The marketing had a distinct air of assumption, as though someone believed Robert Rodriguez fanboys to be the largest demographic in entertainment. Meanwhile, I believe casual moviegoers saw a lot of sameness. Vast, grainy black and white vistas punctuated by pretty girls with shimmering, colorized eyes. Gruff looking people laying down the thousand-yard stare, hunched over a steering wheel on a dark, rainy night. Jessica Alba dressed like a renegade Dallas Cowboys Cheerleader...

To many people, this must have looked like the exact same movie. And to someone like me, who is usually considerably more invested in this kind of material, the thought might have been "If I wanted to see the same movie again, I could just go downstairs and see the same movie again." No, that's not fair. But the purpose of a marketing campaign is to give people a reason to see your movie instead of someone else's - and that simply didn't happen.

I'm not surprised to see Sin City 2 not doing well, but I can't say I expected Freddy Got Fingered numbers. This is as resounding a rejection as audiences can possibly give you.

David Mumpower: People have mentioned their issues with the ads. My answer is simpler. What ads? The Weinstein Co. seemed to recognize early that they had a disastrous film on their hands. Their options were to push hard anyway and try to make something out of nothing, the strategy perfectly employed with Teenage Mutant Ninja Turtles, or cut ties completely. They clearly did the latter, which was probably the right call even if it cost the distributor a few million in terms of overall box office.

The problem with a bomb is that it becomes self-fulfilling prophecy in the social media era. Films die quicker and more dramatically as the gravity of the downward spiral takes hold. Whether that lost revenue is more or less than what the additional advertising would have cost is up for conjecture. I am inclined to believe that abandoning Sin City: A Dame to Kill For was the correct determination.

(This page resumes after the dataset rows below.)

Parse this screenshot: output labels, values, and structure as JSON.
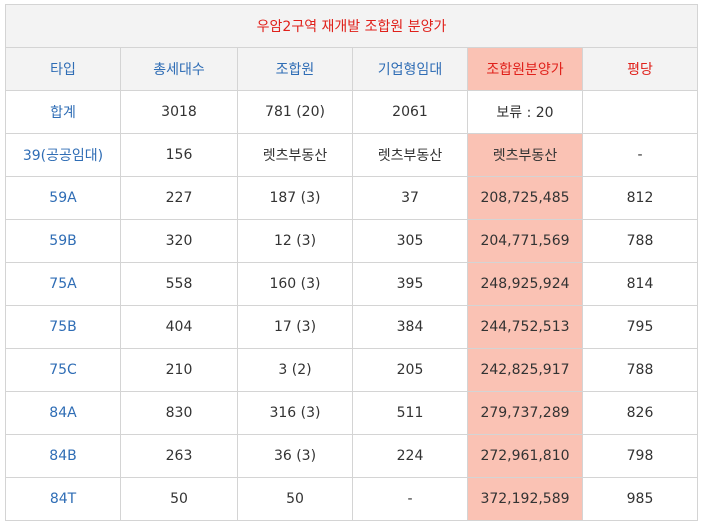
{
  "title": "우암2구역 재개발 조합원 분양가",
  "headers": [
    "타입",
    "총세대수",
    "조합원",
    "기업형임대",
    "조합원분양가",
    "평당"
  ],
  "rows": [
    [
      "합계",
      "3018",
      "781 (20)",
      "2061",
      "보류 : 20",
      ""
    ],
    [
      "39(공공임대)",
      "156",
      "렛츠부동산",
      "렛츠부동산",
      "렛츠부동산",
      "-"
    ],
    [
      "59A",
      "227",
      "187 (3)",
      "37",
      "208,725,485",
      "812"
    ],
    [
      "59B",
      "320",
      "12 (3)",
      "305",
      "204,771,569",
      "788"
    ],
    [
      "75A",
      "558",
      "160 (3)",
      "395",
      "248,925,924",
      "814"
    ],
    [
      "75B",
      "404",
      "17 (3)",
      "384",
      "244,752,513",
      "795"
    ],
    [
      "75C",
      "210",
      "3 (2)",
      "205",
      "242,825,917",
      "788"
    ],
    [
      "84A",
      "830",
      "316 (3)",
      "511",
      "279,737,289",
      "826"
    ],
    [
      "84B",
      "263",
      "36 (3)",
      "224",
      "272,961,810",
      "798"
    ],
    [
      "84T",
      "50",
      "50",
      "-",
      "372,192,589",
      "985"
    ]
  ],
  "colors": {
    "title": "#e0211b",
    "header_text": "#2f6db5",
    "highlight_bg": "#fac2b4",
    "header_bg": "#f3f3f3",
    "border": "#d4d4d4"
  }
}
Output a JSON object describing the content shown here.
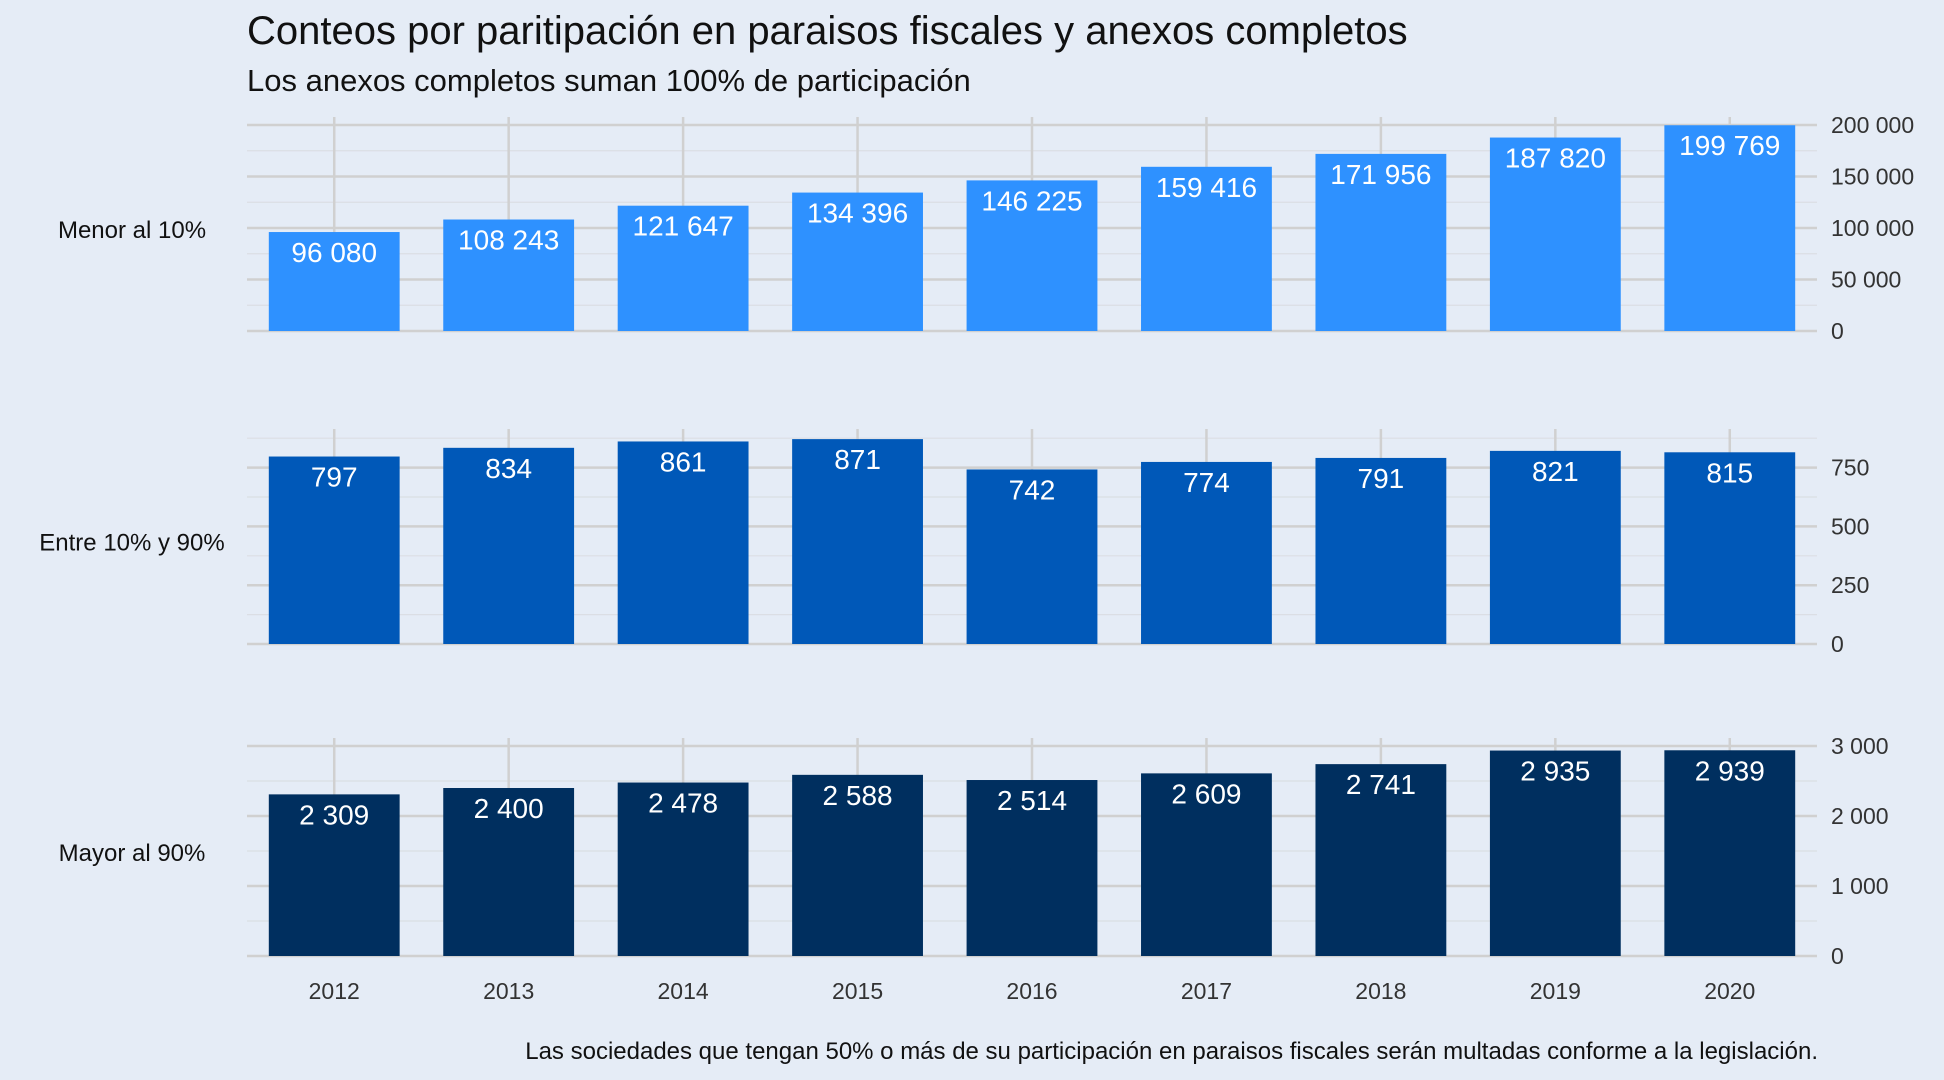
{
  "title": "Conteos por paritipación en paraisos fiscales y anexos completos",
  "subtitle": "Los anexos completos suman 100% de participación",
  "caption": "Las sociedades que tengan 50% o más de su participación en paraisos fiscales serán multadas conforme a la legislación.",
  "chart_data": {
    "type": "bar",
    "layout": "faceted rows, shared x axis at bottom, y axis on right",
    "categories": [
      "2012",
      "2013",
      "2014",
      "2015",
      "2016",
      "2017",
      "2018",
      "2019",
      "2020"
    ],
    "grid": true,
    "legend": "none",
    "facets": [
      {
        "name": "Menor al 10%",
        "color": "#2e91ff",
        "values": [
          96080,
          108243,
          121647,
          134396,
          146225,
          159416,
          171956,
          187820,
          199769
        ],
        "value_labels": [
          "96 080",
          "108 243",
          "121 647",
          "134 396",
          "146 225",
          "159 416",
          "171 956",
          "187 820",
          "199 769"
        ],
        "ylim": [
          0,
          200000
        ],
        "yticks": [
          0,
          50000,
          100000,
          150000,
          200000
        ],
        "ytick_labels": [
          "0",
          "50 000",
          "100 000",
          "150 000",
          "200 000"
        ]
      },
      {
        "name": "Entre 10% y 90%",
        "color": "#0058b8",
        "values": [
          797,
          834,
          861,
          871,
          742,
          774,
          791,
          821,
          815
        ],
        "value_labels": [
          "797",
          "834",
          "861",
          "871",
          "742",
          "774",
          "791",
          "821",
          "815"
        ],
        "ylim": [
          0,
          880
        ],
        "yticks": [
          0,
          250,
          500,
          750
        ],
        "ytick_labels": [
          "0",
          "250",
          "500",
          "750"
        ]
      },
      {
        "name": "Mayor al 90%",
        "color": "#002f5f",
        "values": [
          2309,
          2400,
          2478,
          2588,
          2514,
          2609,
          2741,
          2935,
          2939
        ],
        "value_labels": [
          "2 309",
          "2 400",
          "2 478",
          "2 588",
          "2 514",
          "2 609",
          "2 741",
          "2 935",
          "2 939"
        ],
        "ylim": [
          0,
          3000
        ],
        "yticks": [
          0,
          1000,
          2000,
          3000
        ],
        "ytick_labels": [
          "0",
          "1 000",
          "2 000",
          "3 000"
        ]
      }
    ]
  }
}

It's a shame that the sequel to one of highest rated movies on IMDb is historically terrible. I really liked Sin City, and I hate that the mere existence of the sequel reduces it now.

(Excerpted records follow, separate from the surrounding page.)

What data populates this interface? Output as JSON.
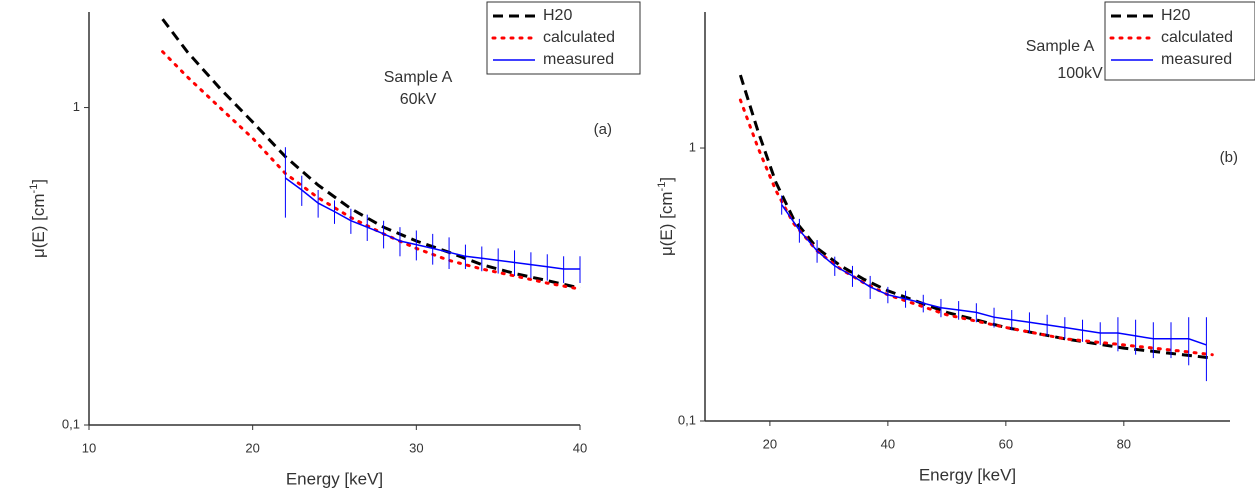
{
  "chart_data": [
    {
      "type": "line",
      "title": "(a)",
      "annotations": [
        "Sample A",
        "60kV"
      ],
      "xlabel": "Energy [keV]",
      "ylabel": {
        "text": "μ(E) [cm",
        "sup": "-1",
        "end": "]"
      },
      "xlim": [
        10,
        40
      ],
      "ylim": [
        0.1,
        2
      ],
      "ylog": true,
      "xticks": [
        10,
        20,
        30,
        40
      ],
      "yticks": [
        {
          "value": 0.1,
          "label": "0,1"
        },
        1
      ],
      "legend": "upper right",
      "series": [
        {
          "name": "H20",
          "color": "#000000",
          "style": "dashed",
          "x": [
            14.5,
            16,
            18,
            20,
            22,
            24,
            26,
            28,
            30,
            32,
            34,
            36,
            38,
            40
          ],
          "values": [
            1.9,
            1.5,
            1.15,
            0.9,
            0.7,
            0.57,
            0.48,
            0.42,
            0.38,
            0.35,
            0.32,
            0.3,
            0.285,
            0.27
          ]
        },
        {
          "name": "calculated",
          "color": "#ff0000",
          "style": "dotted",
          "x": [
            14.5,
            16,
            18,
            20,
            22,
            24,
            26,
            28,
            30,
            32,
            34,
            36,
            38,
            40
          ],
          "values": [
            1.5,
            1.25,
            1.0,
            0.8,
            0.62,
            0.52,
            0.45,
            0.4,
            0.36,
            0.33,
            0.31,
            0.295,
            0.28,
            0.268
          ]
        },
        {
          "name": "measured",
          "color": "#0000ff",
          "style": "solid",
          "x": [
            22,
            23,
            24,
            25,
            26,
            27,
            28,
            29,
            30,
            31,
            32,
            33,
            34,
            35,
            36,
            37,
            38,
            39,
            40
          ],
          "values": [
            0.6,
            0.55,
            0.5,
            0.47,
            0.44,
            0.42,
            0.4,
            0.38,
            0.37,
            0.36,
            0.35,
            0.34,
            0.335,
            0.33,
            0.325,
            0.32,
            0.315,
            0.31,
            0.31
          ],
          "errors": [
            0.15,
            0.06,
            0.05,
            0.04,
            0.04,
            0.04,
            0.04,
            0.04,
            0.04,
            0.04,
            0.04,
            0.03,
            0.03,
            0.03,
            0.03,
            0.03,
            0.03,
            0.03,
            0.03
          ]
        }
      ]
    },
    {
      "type": "line",
      "title": "(b)",
      "annotations": [
        "Sample A",
        "100kV"
      ],
      "xlabel": "Energy [keV]",
      "ylabel": {
        "text": "μ(E) [cm",
        "sup": "-1",
        "end": "]"
      },
      "xlim": [
        9,
        98
      ],
      "ylim": [
        0.1,
        3.15
      ],
      "ylog": true,
      "xticks": [
        20,
        40,
        60,
        80
      ],
      "yticks": [
        {
          "value": 0.1,
          "label": "0,1"
        },
        1
      ],
      "legend": "upper right",
      "series": [
        {
          "name": "H20",
          "color": "#000000",
          "style": "dashed",
          "x": [
            15,
            18,
            21,
            24,
            28,
            32,
            36,
            40,
            50,
            60,
            70,
            80,
            90,
            95
          ],
          "values": [
            1.85,
            1.15,
            0.75,
            0.55,
            0.43,
            0.37,
            0.33,
            0.3,
            0.25,
            0.22,
            0.2,
            0.185,
            0.175,
            0.17
          ]
        },
        {
          "name": "calculated",
          "color": "#ff0000",
          "style": "dotted",
          "x": [
            15,
            18,
            21,
            24,
            28,
            32,
            36,
            40,
            50,
            60,
            70,
            80,
            90,
            95
          ],
          "values": [
            1.5,
            1.0,
            0.7,
            0.53,
            0.42,
            0.36,
            0.32,
            0.29,
            0.245,
            0.22,
            0.2,
            0.19,
            0.18,
            0.175
          ]
        },
        {
          "name": "measured",
          "color": "#0000ff",
          "style": "solid",
          "x": [
            22,
            25,
            28,
            31,
            34,
            37,
            40,
            43,
            46,
            49,
            52,
            55,
            58,
            61,
            64,
            67,
            70,
            73,
            76,
            79,
            82,
            85,
            88,
            91,
            94
          ],
          "values": [
            0.62,
            0.5,
            0.42,
            0.37,
            0.34,
            0.31,
            0.29,
            0.28,
            0.27,
            0.26,
            0.255,
            0.25,
            0.24,
            0.235,
            0.23,
            0.225,
            0.22,
            0.215,
            0.21,
            0.21,
            0.205,
            0.2,
            0.2,
            0.2,
            0.19
          ],
          "errors": [
            0.05,
            0.05,
            0.04,
            0.03,
            0.03,
            0.03,
            0.02,
            0.02,
            0.02,
            0.02,
            0.02,
            0.02,
            0.02,
            0.02,
            0.02,
            0.02,
            0.02,
            0.02,
            0.02,
            0.03,
            0.03,
            0.03,
            0.03,
            0.04,
            0.05
          ]
        }
      ]
    }
  ]
}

Kim Hollis: I think that yes, the time between films meant that audiences had enough distance from Sin City to be cynical about it today. Not only is the stylized look past its prime, but it also doesn't feel unique or interesting. Another problem it faces is that most comic book films have at least some degree of interest for kids, but this is just far too adult and humorless.

Probably the worst issue is that the whole campaign around Sin City 2's release felt lifeless and lost. There was absolutely no energy around its debut in theaters. Audiences can sense that kind of lethargy, I think. I'd agree with Reagen that Frank Miller is probably persona non grata in Hollywood circles.